In this guide, we will explore the concept of Slurm job arrays and demonstrate how to leverage this feature for batch job processing, simplifying the management of repetitive tasks and improving overall productivity on the Yen environment.

Let’s take a look at a python script that will be run as an array of tasks, investment-npv-job-task.py.

import sys, time
import numpy as np
import pandas as pd
import matplotlib.pyplot as plt

np.errstate(over='ignore')

# pick up cashflows and discount rate from command line
args = sys.argv[1] # this will be a long string that we need to convert into a cashflows vector of floats and discount rate as a float
args_list = args.split(',')

# Convert the list of strings to a list of floats
cashflows = [float(x) for x in args_list[:-1]]
discount_rate = float(args_list[-1])

# define a function for NPV calculation
def npv_calculation(cashflows, discount_rate):
    # ignore overflow warnings temporarily
    with np.errstate(over = 'ignore'):
        # calculate NPV using the formula
        npv = np.sum(cashflows / (1 + discount_rate) ** np.arange(len(cashflows)))
        return npv

results = npv_calculation(cashflows, discount_rate)
print(results)

The script expects two command line arguments - cashflows and a discount rate and outputs NPV value for those inputs. Alternatively to using multiprocessing and map() function in investment-npv-parallel.py script, we can compute NPV values over different inputs. Thus, a job array is a common scheme for parameter sweep tasks. Each job array task will run the same script but with different inputs.

To prepare inputs, we first run write_job_array_inputs.py script to write 100 lines of cashflows and discount rates that will be passed as inputs. Each line corresponds to inputs for one job array task.

$ python3 write_job_array_inputs.py

You should see the following output:

100 lines of data have been written to inputs_to_job_array.csv.
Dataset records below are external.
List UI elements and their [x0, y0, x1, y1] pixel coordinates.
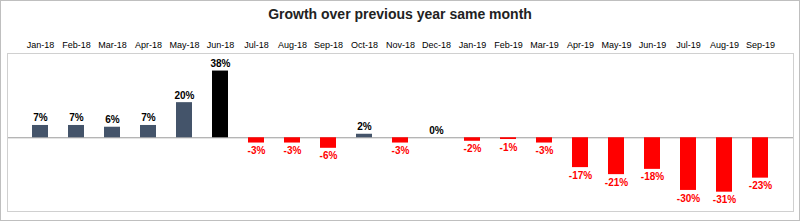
- svg-text:7%: 7%: [141, 112, 156, 123]
- svg-text:Sep-18: Sep-18: [314, 40, 343, 50]
- svg-text:Apr-19: Apr-19: [567, 40, 594, 50]
- svg-text:-3%: -3%: [536, 145, 554, 156]
- svg-text:Jun-19: Jun-19: [639, 40, 667, 50]
- svg-text:-3%: -3%: [284, 145, 302, 156]
- svg-text:Jul-18: Jul-18: [244, 40, 269, 50]
- svg-text:-3%: -3%: [392, 145, 410, 156]
- svg-text:Feb-19: Feb-19: [494, 40, 523, 50]
- svg-text:Jun-18: Jun-18: [207, 40, 235, 50]
- svg-text:-31%: -31%: [713, 194, 736, 205]
- svg-text:38%: 38%: [210, 58, 230, 69]
- svg-text:Oct-18: Oct-18: [351, 40, 378, 50]
- svg-text:Sep-19: Sep-19: [746, 40, 775, 50]
- svg-text:Jan-19: Jan-19: [459, 40, 487, 50]
- svg-text:Aug-18: Aug-18: [278, 40, 307, 50]
- svg-text:May-18: May-18: [169, 40, 199, 50]
- svg-text:Feb-18: Feb-18: [62, 40, 91, 50]
- svg-text:-6%: -6%: [320, 150, 338, 161]
- svg-text:-23%: -23%: [749, 180, 772, 191]
- svg-text:6%: 6%: [105, 114, 120, 125]
- svg-text:0%: 0%: [429, 125, 444, 136]
- svg-text:Jul-19: Jul-19: [676, 40, 701, 50]
- svg-text:Mar-19: Mar-19: [530, 40, 559, 50]
- svg-text:Aug-19: Aug-19: [710, 40, 739, 50]
- svg-text:20%: 20%: [174, 90, 194, 101]
- svg-text:-1%: -1%: [500, 142, 518, 153]
- html-text:Growth over previous year same: Growth over previous year same month: [268, 6, 532, 22]
- svg-text:Apr-18: Apr-18: [135, 40, 162, 50]
- svg-text:Mar-18: Mar-18: [98, 40, 127, 50]
- svg-text:-18%: -18%: [641, 171, 664, 182]
- svg-text:7%: 7%: [69, 112, 84, 123]
- svg-text:2%: 2%: [357, 121, 372, 132]
- svg-text:Dec-18: Dec-18: [422, 40, 451, 50]
- svg-text:-17%: -17%: [569, 170, 592, 181]
- svg-text:-30%: -30%: [677, 193, 700, 204]
- svg-text:May-19: May-19: [601, 40, 631, 50]
- svg-text:-21%: -21%: [605, 177, 628, 188]
- svg-text:-2%: -2%: [464, 143, 482, 154]
- svg-text:7%: 7%: [33, 112, 48, 123]
- svg-text:-3%: -3%: [248, 145, 266, 156]
- svg-text:Jan-18: Jan-18: [27, 40, 55, 50]
- svg-text:Nov-18: Nov-18: [386, 40, 415, 50]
Next, we’ll prepare a submission script called investment-job-array.slurm.

#!/bin/bash

# Example of running python script as a job array

#SBATCH -J inv-array
#SBATCH --array=1-100
#SBATCH -p normal
#SBATCH -c 1                            # CPU cores per task (up to 256 on normal partition)
#SBATCH -t 1:00:00
#SBATCH -o inv-array-%a.out
#SBATCH --mail-type=ALL
#SBATCH --mail-user=your_email@stanford.edu

# Read in a specified line number from input file
# line number corresponds to job array task ID
export NUM=$SLURM_ARRAY_TASK_ID
export INPUTS=$(sed "${NUM}q;d" inputs_to_job_array.csv)

# Run every job array task in parallel
python3 investment-npv-job-task.py $INPUTS

This script extracts the line number that corresponds to the value of $SLURM_ARRAY_TASK_ID environment variable – in this case, 1 through 100. When we submit this one slurm script to the scheduler, it will become 100 jobs running all at once with each task executing the investment-npv-job-task.py script with only those inputs that correspond to one line of inputs from the input file.

To submit the script, run:

$ sbatch investment-job-array.slurm

You should then see 100 jobs in the queue.

Each job task produces an out file with a computed NPV value.

Job Dependency

We can impose job dependency to combine all of the NPV results into one CSV file after all of the tasks have finished. After you submit the investment-job-array.slurm script, you will know the job array ID so you can then run:

$ srun --dependency=afterok:<array_job_id> ./combine_array_results.sh

Replace <array_job_id> with your job array ID. This command will ensure that all job array tasks have finished with OK status and then run the shell script to combine the results.